Si forniscono diverse ragioni. Alcuni sostengono che viola i principi di base della legge naturale, poiché la Chiesa è stata istituita da Dio per mantenere il culto pubblico di Dio per il bene della società. Altri sostengono che contravviene al rispetto della Chiesa per l’istituzione divina dei sacramenti, che il clero abbia l’obbligo di celebrare per il bene dei fedeli cristiani.
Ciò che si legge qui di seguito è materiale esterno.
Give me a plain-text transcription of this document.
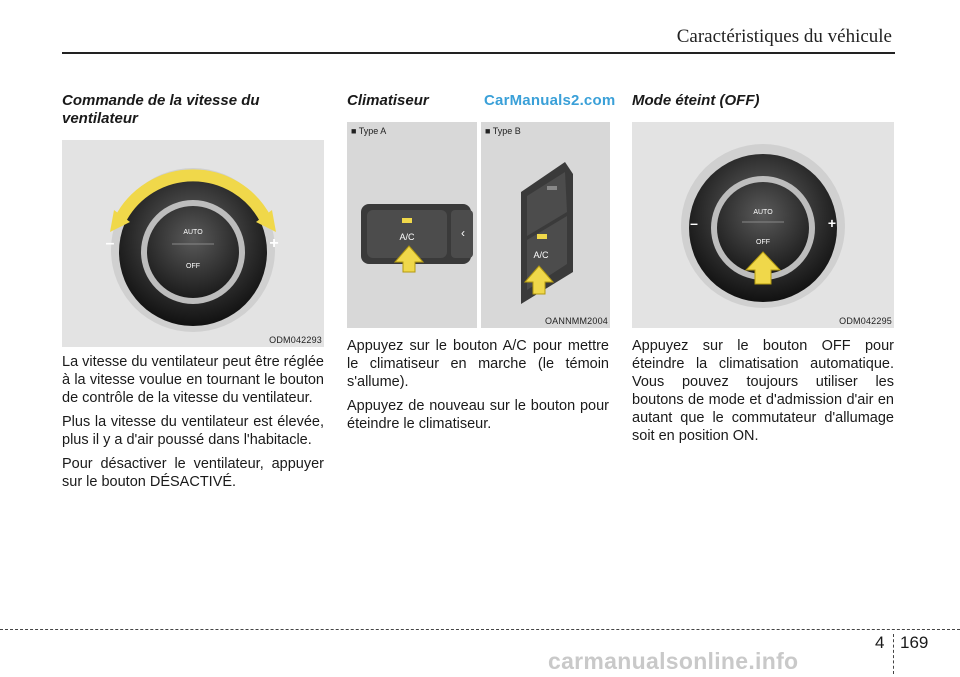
Caractéristiques du véhicule
CarManuals2.com
Commande de la vitesse du ventilateur
AUTO
OFF
–	+
ODM042293

La vitesse du ventilateur peut être réglée à la vitesse voulue en tournant le bouton de contrôle de la vitesse du ventilateur.

Plus la vitesse du ventilateur est élevée, plus il y a d'air poussé dans l'habitacle.

Pour désactiver le ventilateur, appuyer sur le bouton DÉSACTIVÉ.

Climatiseur
‹
A/C
A/C
OANNMM2004
■ Type A	■ Type B

Appuyez sur le bouton A/C pour mettre le climatiseur en marche (le témoin s'allume).

Appuyez de nouveau sur le bouton pour éteindre le climatiseur.

Mode éteint (OFF)
AUTO
OFF
–	+
ODM042295

Appuyez sur le bouton OFF pour éteindre la climatisation automatique. Vous pouvez toujours utiliser les boutons de mode et d'admission d'air en autant que le commutateur d'allumage soit en position ON.

4 169
carmanualsonline.info
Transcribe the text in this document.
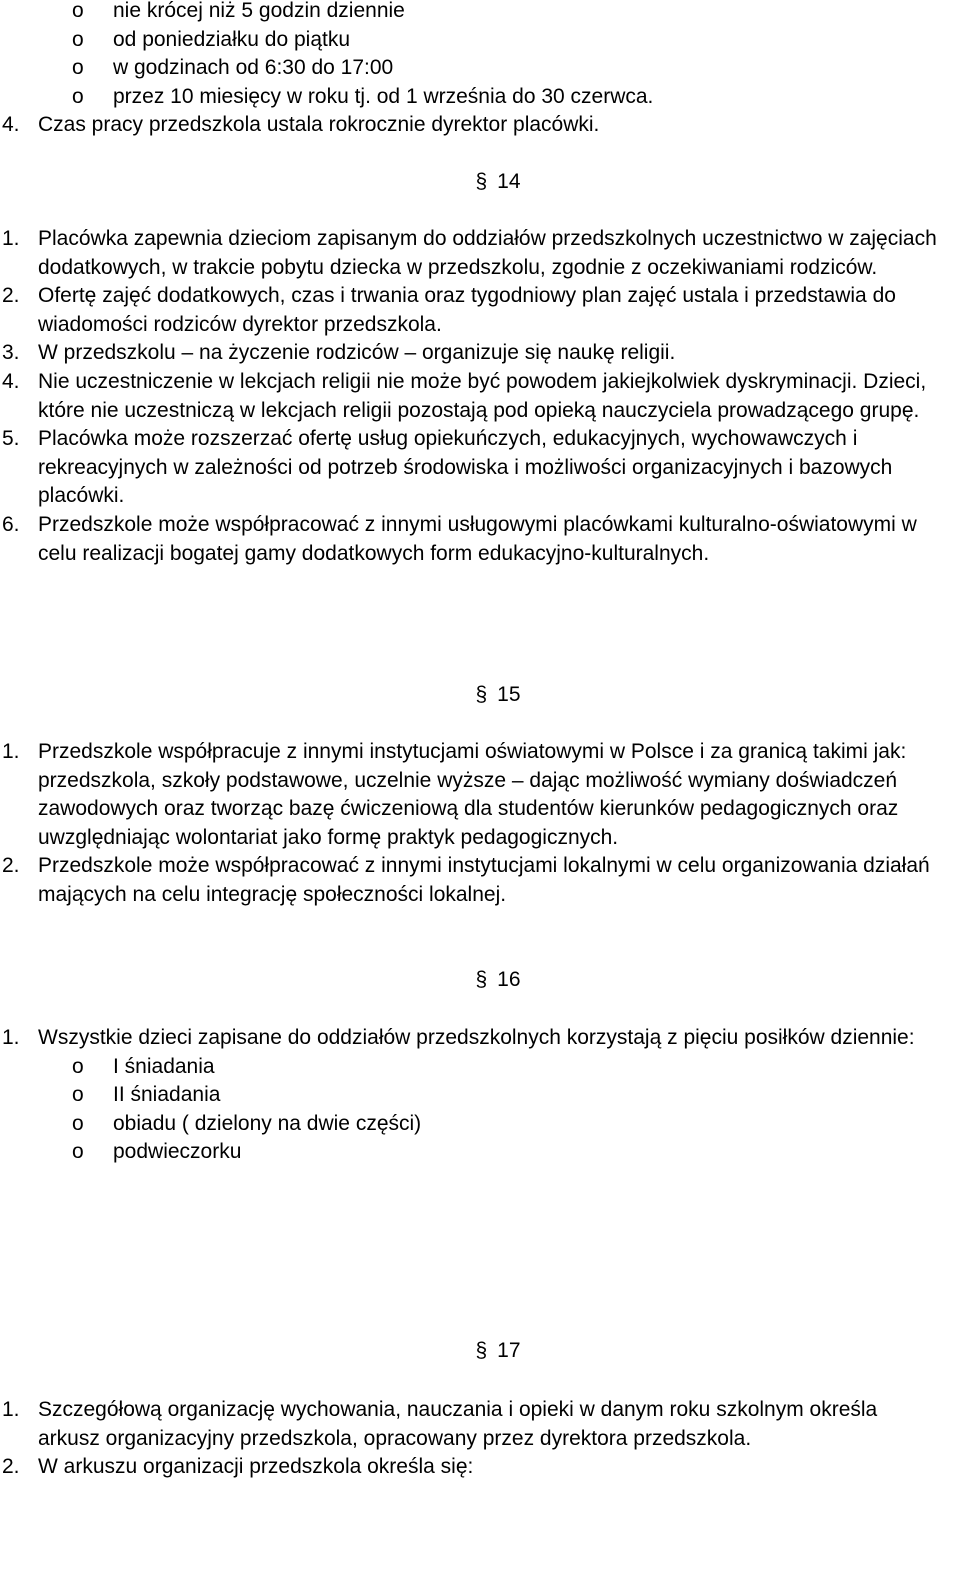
o nie krócej niż 5 godzin dziennie
o od poniedziałku do piątku
o w godzinach od 6:30 do 17:00
o przez 10 miesięcy w roku tj. od 1 września do 30 czerwca.
4. Czas pracy przedszkola ustala rokrocznie dyrektor placówki.
§ 14
1. Placówka zapewnia dzieciom zapisanym do oddziałów przedszkolnych uczestnictwo w zajęciach dodatkowych, w trakcie pobytu dziecka w przedszkolu, zgodnie z oczekiwaniami rodziców.
2. Ofertę zajęć dodatkowych, czas i trwania oraz tygodniowy plan zajęć ustala i przedstawia do wiadomości rodziców dyrektor przedszkola.
3. W przedszkolu – na życzenie rodziców – organizuje się naukę religii.
4. Nie uczestniczenie w lekcjach religii nie może być powodem jakiejkolwiek dyskryminacji. Dzieci, które nie uczestniczą w lekcjach religii pozostają pod opieką nauczyciela prowadzącego grupę.
5. Placówka może rozszerzać ofertę usług opiekuńczych, edukacyjnych, wychowawczych i rekreacyjnych w zależności od potrzeb środowiska i możliwości organizacyjnych i bazowych placówki.
6. Przedszkole może współpracować z innymi usługowymi placówkami kulturalno-oświatowymi w celu realizacji bogatej gamy dodatkowych form edukacyjno-kulturalnych.
§ 15
1. Przedszkole współpracuje z innymi instytucjami oświatowymi w Polsce i za granicą takimi jak: przedszkola, szkoły podstawowe, uczelnie wyższe – dając możliwość wymiany doświadczeń zawodowych oraz tworząc bazę ćwiczeniową dla studentów kierunków pedagogicznych oraz uwzględniając wolontariat jako formę praktyk pedagogicznych.
2. Przedszkole może współpracować z innymi instytucjami lokalnymi w celu organizowania działań mających na celu integrację społeczności lokalnej.
§ 16
1. Wszystkie dzieci zapisane do oddziałów przedszkolnych korzystają z pięciu posiłków dziennie:
o I śniadania
o II śniadania
o obiadu ( dzielony na dwie części)
o podwieczorku
§ 17
1. Szczegółową organizację wychowania, nauczania i opieki w danym roku szkolnym określa arkusz organizacyjny przedszkola, opracowany przez dyrektora przedszkola.
2. W arkuszu organizacji przedszkola określa się:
Allo stesso modo, alcuni sostengono che i fedeli abbiano diritto ai sacramenti nelle attuali circostanze e che i loro diritti canonici vengano trascurati.

Queste sono tutte preoccupazioni importanti. In questo saggio, offro alcune riflessioni teologiche in risposta a loro. Procedo in due parti: in primo luogo, considero la legge naturale e il rapporto tra la Chiesa e lo stato in materia di diritto naturale. In secondo luogo, mi rivolgo all’insegnamento in base al quale i sacramenti sono di diritto divino.
Cosa deve lo Stato alla Chiesa? E cosa devono i membri della Chiesa allo Stato?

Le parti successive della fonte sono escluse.